As explained in this previous post, Obamacare is the end of private health insurance, and, as most of you have long known, that was the original intention. It’s also an endless cornucopia of surprises. The One accomplishes the slaying of this unfair and outmoded institution by eliminating the practice of “medical underwriting,” which means that by law, insurance companies must charge the same premium to everyone. No more denials of coverage for “pre-existing conditions.” How will insurance companies pay those extra costs? The brainiacs who dreamed up Obamacare thought of that. (Don’t they think of everything?) From the Washington Times story, Obamacare fee of $63 per person to begin in 2014:
Your medical plan is facing an unexpected expense, so you probably are, too. It’s a new, $63-per-head fee to cushion the cost of covering people with pre-existing conditions under President Obama’s health care overhaul.
The charge, buried in a recent regulation, (emphasis mine-one of those of the several hundred references to “as the Secretary shall determine”) works out to tens of millions of dollars for the largest companies, employers say. Most of that is likely to be passed on to workers.
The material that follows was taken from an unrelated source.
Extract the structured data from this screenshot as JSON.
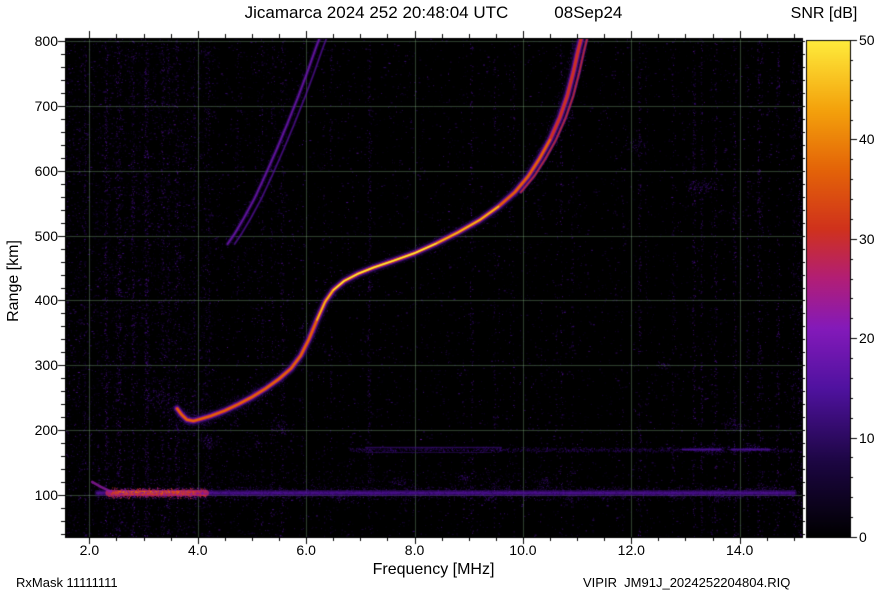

Employee benefits lawyer Chantel Sheaks calls it a “sleeper issue” with significant financial consequences, particularly for large employers.
“Especially at a time when we are facing economic uncertainty, [companies will] be hit with a multimillion-dollar assessment without getting anything back for it,” said Mr. Sheaks, a principal at Buck Consultants, a Xerox subsidiary.
Based on figures provided in the regulation, employer and individual health plans covering an estimated 190 million Americans could owe the per-person fee.
Most of whom, of course, will not benefit from these payments. But then it’s all about “fairness,” no? Someone has to pay for those poor schmucks with the pre-existing conditions. It may as well be you, Bitter Clinger. The makers v. the takers, remember?
Now let’s consider two prospective customers under this “take all comers” Obamacare health “insurance” system:
Customer A: an obese, insulin-insensitive 63 year-old lifetime (since age 14) cigarette smoker, who is also a heavy drinker and occasional pot smoker, whose diet consists of a daily breakfast of Cheetos and Jack Daniels, supplemented by Hershey bars and Mountain Dew throughout the day, and who has shortness of breath, knee and back pain and frequent chest pains. He hasn’t had his teeth cleaned since Jimmy Carter was president, and the only exercise he gets is pushing his shopping cart around and muttering under his breath.
Customer B: a 27 year-old marathon runner who eats no red meat, not only runs 75 miles a week, but also attends a weekly yoga class, and lifts weights twice a week, and has an enviable body fat percentage. He’s what insurance companies call a “young invincible,” which means that he is not inclined to purchase insurance because he thinks he’s going to live forever. He is a non-smoker, and a moderate, social drinker. His only health problem was a mild cold 18 months ago. He sees his doctor and dentist every year for check ups. After all, he does all the scheduled maintenance on his car. Why not his body?
Now, you’re the insurer. You must charge the same premium to A and B. Do you charge both customers the rate required to pay the medical bills and make a slight profit when you take on A, or the rate for B? The answer obvious.
Now, you are B’s employer. (Right, A has no employer. How did you guess?) Faced with an increase of several hundred percent for the cost of your share of the health insurance that you have proudly provided your employees for years, do you pay that now ridiculously high cost or do you opt to pay the Obamacare fine, which is substantially less? Once again, the answer is obvious.
So, as private employers drop their coverage because of skyrocketing premiums, you and your family end up dumped on the government-run system, the good news is that you won’t have to worry about that $63 fee. The bad news is that you, your kids, and your mama, along with Customer A, are consigned to the state-run system. Good luck finding a doctor.
On second thought, as Ronald Reagan once accurately noted, the only thing resembling eternal life is a federal program, and once this tax is enshrined in law, do you really think that these parasites will give up that $63 a head, even after they’ve destroyed our health care system and you are on the crappy government-run system?